Lo spazio per sé

Ci ritroviamo spesso travolti da un quotidiano esigente, da ritmi che fatichiamo a fare nostri, da una realtà della quale perdiamo il senso, da relazioni delle quali non vediamo più la bellezza. Sentiamo chiaramente come questo stato delle cose non ci appartenga come essere umani, che ci appensantisce e ci allontana dagli altri e dai noi stessi, dal nostro essere vivi, pieni.

Forse è per questo che, durante gli incontri di mediazione umanistica, affascina tanto l’atmosfera che si crea fatta di tempi personali e soprattutto di impagabili e riposanti silenzi.
Si ritrova in queste occasioni il contatto con quel tempo giusto che immediatamente riconosciamo, ci rimettiamo in contatto con l’essenziale, facciamo chiarezza nella confusione delle emozioni.

Il gruppo è il grande valore aggiunto alla costruzione di questa atmosfera attraverso la condivisione di esperienze di vita, il contatto e la vicinanza umana, la possibilità di creare sintonia e intimità attraverso i piccoli numeri, fuori dalla tentazione di ingolfarsi di ulteriori parole.
E’ l’occasione di recuperare il nostro centro, ascoltarci, andare al cuore.

La mediazione umanistica è un esercizio quotidiano, un modo di vivere, di essere: è la proposta di portare fuori dai contesti formativi e di mediazione la speranza e la pratica di una società più bella.

Scintille

Si torna alla mediazione per tenere viva la scintilla. Intesa come speranza, come forza che permette di restare su un percorso difficile per quanto per molti ormai l’unico possibile.
Una scintilla che richiede di essere rinnovata ogni volta perché anche lo spirito ha bisogno di allenamento, ha bisogno di cura, ha bisogno di impegno.
L’immagine delle scintille accompagna spesso gli incontri di autoformazione, scintille intese come elementi che saldano, mettono insieme e al tempo stesso si diffondono, si espandono tutto intorno, attivano, mettono in moto.
E’ bello pensare così questi momenti di incontro, come occasione di rigenerazione personale, cemento delle relazioni e occasione di divulgazione di questo modo di intendere non tanto la mediazione ma la vita.
Come ogni volta c’è stato bisogno di mettere tanta energia per costruire quell’atmosfera dai contorni solenni che è la forza della mediazione e che permette di attivare con gradualità quel canale nascosto che solo sa parlare delle cose essenziali. E’ il linguaggio del cuore che emerge in queste occasioni, linguaggio che poco ha di razionale e che sempre più spesso risulta essere estremamente contagioso.
Così la ricerca di ognuno può fare un altro passo verso la frase di Nietzche, “ogni giorno divento chi sono”, la traccia essenziale per proseguire il lavoro.

La sfida del quotidiano

Chi ha partecipato ad uno stage di mediazione umanistica conosce l’intensità di questa esperienza.
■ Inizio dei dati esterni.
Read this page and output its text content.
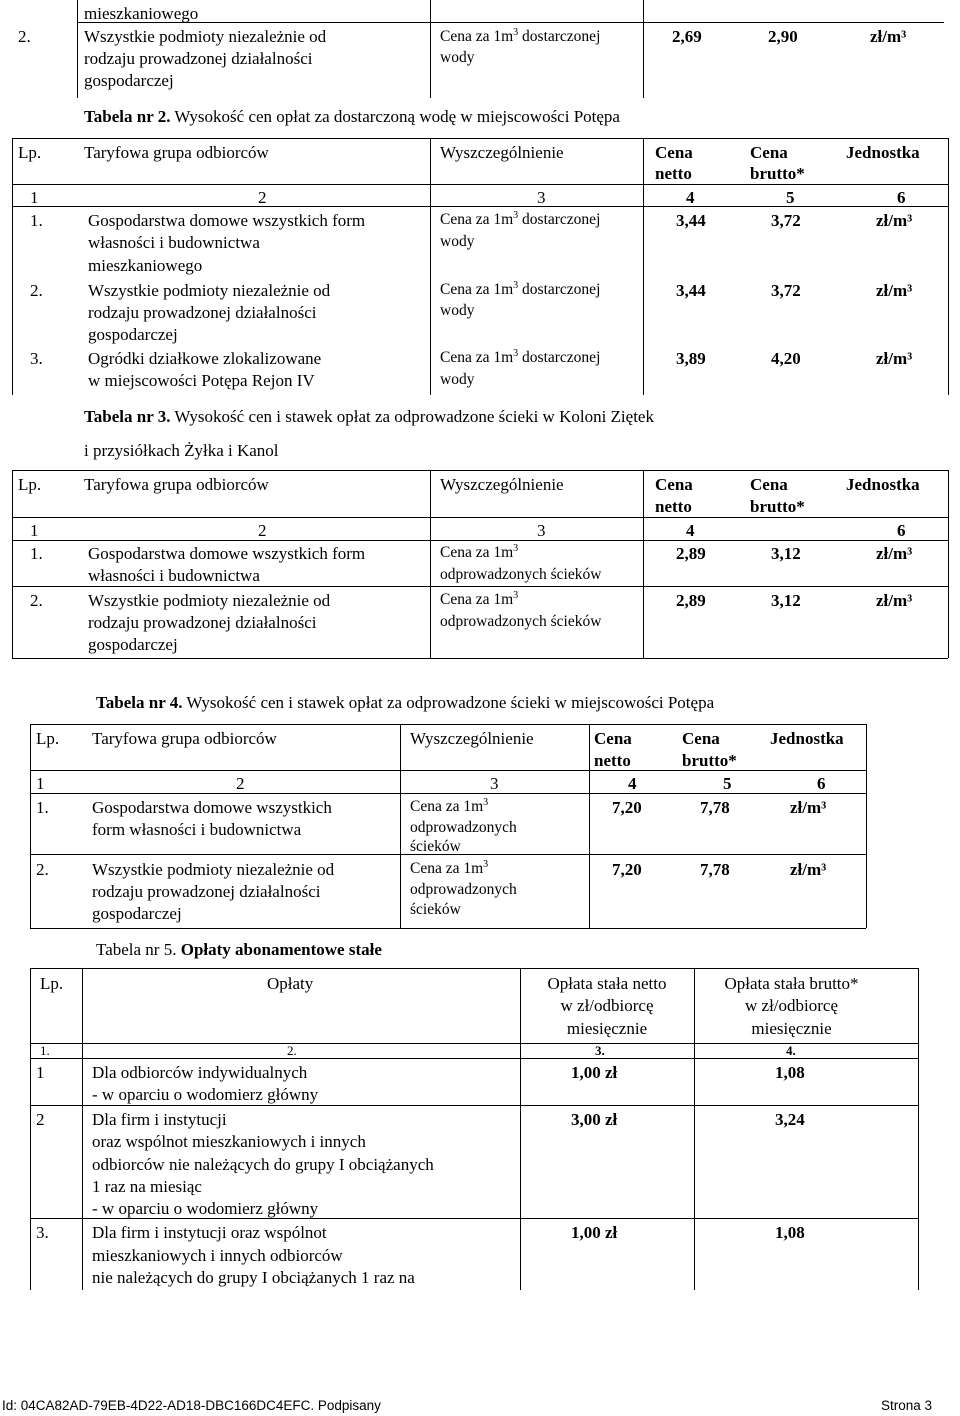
mieszkaniowego
2.	Wszystkie podmioty niezależnie od
rodzaju prowadzonej działalności
gospodarczej
Cena za $1m^3$ dostarczonej
wody
2,69	2,90	zł/m³
Tabela nr 2. Wysokość cen opłat za dostarczoną wodę w miejscowości Potępa
Lp.	Taryfowa grupa odbiorców	Wyszczególnienie	Cena
netto
Cena
brutto*
Jednostka
1	2	3	4	5	6
1.	Gospodarstwa domowe wszystkich form
własności i budownictwa
mieszkaniowego
Cena za $1m^3$ dostarczonej
wody
3,44	3,72	zł/m³
2.	Wszystkie podmioty niezależnie od
rodzaju prowadzonej działalności
gospodarczej
Cena za $1m^3$ dostarczonej
wody
3,44	3,72	zł/m³
3.	Ogródki działkowe zlokalizowane
w miejscowości Potępa Rejon IV
Cena za $1m^3$ dostarczonej
wody
3,89	4,20	zł/m³
Tabela nr 3. Wysokość cen i stawek opłat za odprowadzone ścieki w Koloni Ziętek
i przysiółkach Żyłka i Kanol
Lp.	Taryfowa grupa odbiorców	Wyszczególnienie	Cena
netto
Cena
brutto*
Jednostka
1	2	3	4	6
1.	Gospodarstwa domowe wszystkich form
własności i budownictwa
Cena za $1m^3$
odprowadzonych ścieków
2,89	3,12	zł/m³
2.	Wszystkie podmioty niezależnie od
rodzaju prowadzonej działalności
gospodarczej
Cena za $1m^3$
odprowadzonych ścieków
2,89	3,12	zł/m³
Tabela nr 4. Wysokość cen i stawek opłat za odprowadzone ścieki w miejscowości Potępa
Lp. Taryfowa grupa odbiorców	Wyszczególnienie	Cena
netto
Cena
brutto*
Jednostka
1	2	3	4	5	6
1.	Gospodarstwa domowe wszystkich
form własności i budownictwa
Cena za $1m^3$
odprowadzonych
ścieków
7,20	7,78	zł/m³
2.	Wszystkie podmioty niezależnie od
rodzaju prowadzonej działalności
gospodarczej
Cena za $1m^3$
odprowadzonych
ścieków
7,20	7,78	zł/m³
Tabela nr 5. Opłaty abonamentowe stałe
Lp.	Opłaty	Opłata stała netto
w zł/odbiorcę
miesięcznie
Opłata stała brutto*
w zł/odbiorcę
miesięcznie
1.	2.	3.	4.
1	Dla odbiorców indywidualnych
- w oparciu o wodomierz główny
1,00 zł	1,08
2	Dla firm i instytucji
oraz wspólnot mieszkaniowych i innych
odbiorców nie należących do grupy I obciążanych
1 raz na miesiąc
- w oparciu o wodomierz główny
3,00 zł	3,24
3.	Dla firm i instytucji oraz wspólnot
mieszkaniowych i innych odbiorców
nie należących do grupy I obciążanych 1 raz na
1,00 zł	1,08
Id: 04CA82AD-79EB-4D22-AD18-DBC166DC4EFC. Podpisany	Strona 3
Difficile da raccontare, ancora più difficile da dimenticare nelle emozioni in movimento, nei collegamenti con le domande essenziali della vita, nella fatica fisica di sostenere lo spalancarsi di un mondo inaspettato. Quella fatica fisica che è frutto della poca abitudine che abbiamo a stare nel silenzio, a darci il tempo, a masticare la nostra emotività sgangherata. Quella fatica fisica ad esserci, ad essere presenti attraverso la verticalità sulla seggiola e i piedi ancorati alla terra.

Ci vuole un esercizio per imparare ad esserci, non tanto negli stage ma nella vita. Ci vuole un esercizio per stare dritti di fronte alla vita che a tratti sa essere amara, aspra, dura.
Così nel corpo come nella mente e nello spirito: ci vuole un esercizio per ritrovarsi una persona unica, unita in questi pezzi che la modernità ha separato.

E’ sufficiente fare ginnastica dello spirito solo in uno stage all’anno? E tutto il resto del tempo trascorrerlo nel caos, nella fretta, nella mente ingombra, nel corpo consumato e dolente?
Possiamo portare lo stage nella nostra vita cercando ad ogni incontro una dose di ricarica? O è tempo di prendersi la responsabilità di portare la nostra quotidianità negli stage? Di essere testimoni reali, concreti e coerenti di questa proposta?

E’ la decisione profonda che tocca ogni persona che ha incontrato questo metodo, questa maniera di intendere la vita. Puoi evitare di scegliere per un po’, puoi rimandare certo ancora un altro poco, poi la vita sceglie per te.
Mediazione umanistica può essere una parola vuota o piena a seconda di come la accarezziamo, gustiamo, tocchiamo. Dipende da noi.